Here’s one from the financial textbooks. What makes a company’s share price fall more than 15 percent in one stroke, as Pearson’s did on Oct. 21? It’s usually either that investors think earnings will be lower than they expected, or that future growth will disappoint. In the educational publisher’s case, it is probably both.
Pearson’s stock fell sharply based on what doesn’t appear to be a big profit warning. It said its sales of the Financial Times and the Economist Group would reduce earnings per share this year by two pence, while exchange rates would cut another three pence. Pearson expects earnings to come in at the bottom of a reduced 70 to 75 pence range.
Current consensus was already just under 75 pence, though. So why the sharp fall? A lower expected tax rate is one reason, as it suggests the underlying drop in earnings is higher than it looks. Underlying revenue fell 4 percent in the third quarter, despite the fact that Pearson said it continues to gain market share across its major markets.

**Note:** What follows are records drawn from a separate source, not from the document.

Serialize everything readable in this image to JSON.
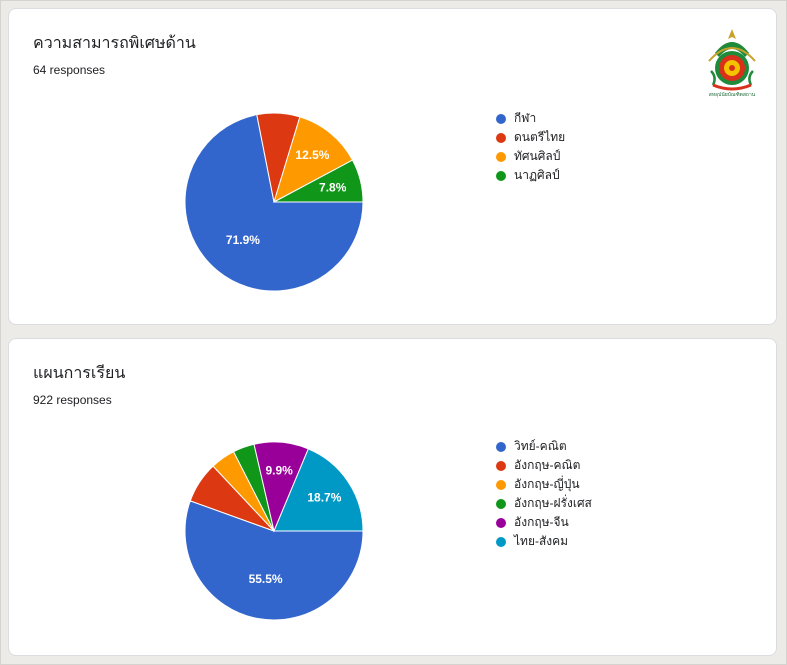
{
  "charts": [
    {
      "title": "ความสามารถพิเศษด้าน",
      "responses": "64 responses",
      "legend": [
        "กีฬา",
        "ดนตรีไทย",
        "ทัศนศิลป์",
        "นาฏศิลป์"
      ]
    },
    {
      "title": "แผนการเรียน",
      "responses": "922 responses",
      "legend": [
        "วิทย์-คณิต",
        "อังกฤษ-คณิต",
        "อังกฤษ-ญี่ปุ่น",
        "อังกฤษ-ฝรั่งเศส",
        "อังกฤษ-จีน",
        "ไทย-สังคม"
      ]
    }
  ],
  "logo_text": "สหอุปนัยบัณฑิตสถาน",
  "chart_data": [
    {
      "type": "pie",
      "title": "ความสามารถพิเศษด้าน",
      "categories": [
        "กีฬา",
        "ดนตรีไทย",
        "ทัศนศิลป์",
        "นาฏศิลป์"
      ],
      "values": [
        71.9,
        7.8,
        12.5,
        7.8
      ],
      "labels": [
        "71.9%",
        "",
        "12.5%",
        "7.8%"
      ],
      "colors": [
        "#3366cc",
        "#dc3912",
        "#ff9900",
        "#109618"
      ],
      "legend_position": "right"
    },
    {
      "type": "pie",
      "title": "แผนการเรียน",
      "categories": [
        "วิทย์-คณิต",
        "อังกฤษ-คณิต",
        "อังกฤษ-ญี่ปุ่น",
        "อังกฤษ-ฝรั่งเศส",
        "อังกฤษ-จีน",
        "ไทย-สังคม"
      ],
      "values": [
        55.5,
        7.5,
        4.5,
        3.9,
        9.9,
        18.7
      ],
      "labels": [
        "55.5%",
        "",
        "",
        "",
        "9.9%",
        "18.7%"
      ],
      "colors": [
        "#3366cc",
        "#dc3912",
        "#ff9900",
        "#109618",
        "#990099",
        "#0099c6"
      ],
      "legend_position": "right"
    }
  ]
}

This does not bode well for growth this year or next. Pearson admits that factors that have persisted “for some years have yet to improve”. The main problems seem to be in Pearson’s North American business, its biggest market. Pearson was hit by lower community college enrolments in the United States and higher textbook returns. South Africa also bought fewer textbooks.
The U.S. college issue does seem cyclical: fewer students sign up to vocational community colleges in buoyant job markets. Though the United States has a growing high-school population, it’s unclear when enrolments will pick up. Pearson also faces ongoing challenges in its U.S. testing business and the political backlash surrounding the Common Core curriculum in the United States, which lays out the basic things students should know at the end of each grade.
The disappointing lack of clarity on growth explains why investors have de-rated the stock. After the slump, it is trading on just over 14 times this year’s expected earnings, against about 16 before the warning. Pearson has cautioned on profit in past years, but now a glum present has come with a glum future. Regaining confidence will be a test.